Apply a coding scheme to label qualitative data like transcripts. Iteratively review the data and labels you have applied so that you represent the data as best you can. You can combine labels together or make new ones that better represent your data.
Specialized tools are helpful for labeling and exploring qualitative data but spreadsheets or printed transcripts and post it notes can do the job too. Whatever your system, you want to be able to explore labels assigned to data and, conversely, data assigned to labels.
Errors can be labeled by severity or type, allowing you to more easily recognize which issues are the highest priority.
Evaluate and report on tasks individually so that you have finer grained insight into users’ experiences. Multiple metrics can help inform your interpretation of how usable the tool is.
When reporting results, tell your audience what the goal of your research was, what you did, and who you did it with.

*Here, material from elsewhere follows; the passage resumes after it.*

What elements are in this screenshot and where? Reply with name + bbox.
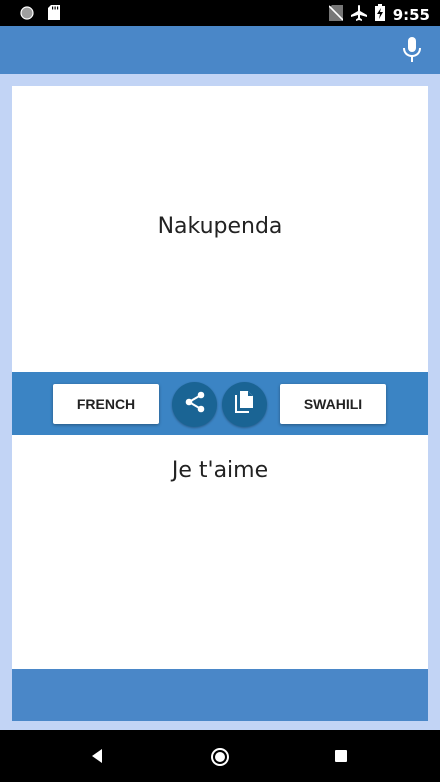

When presenting data, ensure the audience can understand exactly what metrics mean and provide information like ranges, medians, and modes to assist with interpretation.
Leverage the labeled data to help you report trends in what participants were doing, thinking, and feeling throughout their tasks.
An actionable insight describes what the insight is (e.g. uses’ expectation or a common problem) and an achievable, concrete step you should take next. These should be included in your reporting.
Rapid usability testing can be integrated into your development process so that you continuously improve your understanding of your tool’s UX.